The ghost told him his wife’s name and where her grave was in the city graveyard. “Do this, at midnight and I will no longer haunt you.”

Simon agreed.

The next day Simon, feeling happier with himself, took all the money he had and bought a large bouquet of flowers. He walked past the graveyard and looked to the front corner where he saw the massive gravestone that the ghost had told him to find. Simon went to it, committed the path to his memory and he read the name on the stone. “Mary Watts.” The name read. That was her name, Simon thought, then he went home and took a nap.

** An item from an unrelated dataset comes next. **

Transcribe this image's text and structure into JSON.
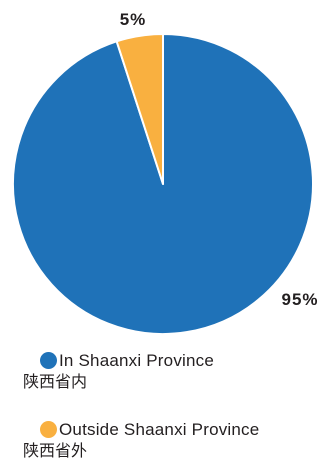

Making sure he would not be late, Simon headed out to the graveyard half an hour early. He sat in the park opposite the graveyard until midnight, then carrying the large bunch of flowers, he carefully made his way through the dark to the correct gravestone and laid the flowers out. The town was silent, it was cold and there was no noise. He felt a sense of relief to be ridding himself of his curse. He smiled and then kneeled down on the grave and crossed himself. He said a prayer, something he remembered from his childhood and then again crossed himself. He took a deep breath, it was wonderful to be free. He began to think of other things, and sat for a moment quietly, he could see some stars twinkling in the sky.

“So,” a voice screamed from behind him. “You killed my husband?”

Simon turned and standing behind him was a huge skeleton, covered in dirt. It had burrowed up from the grave, the horrible gaping hole lay open beside it. The skeleton shook the mud from its bony fingers. Simon screamed. The skeleton grabbed him and then dragged him back into the grave with her.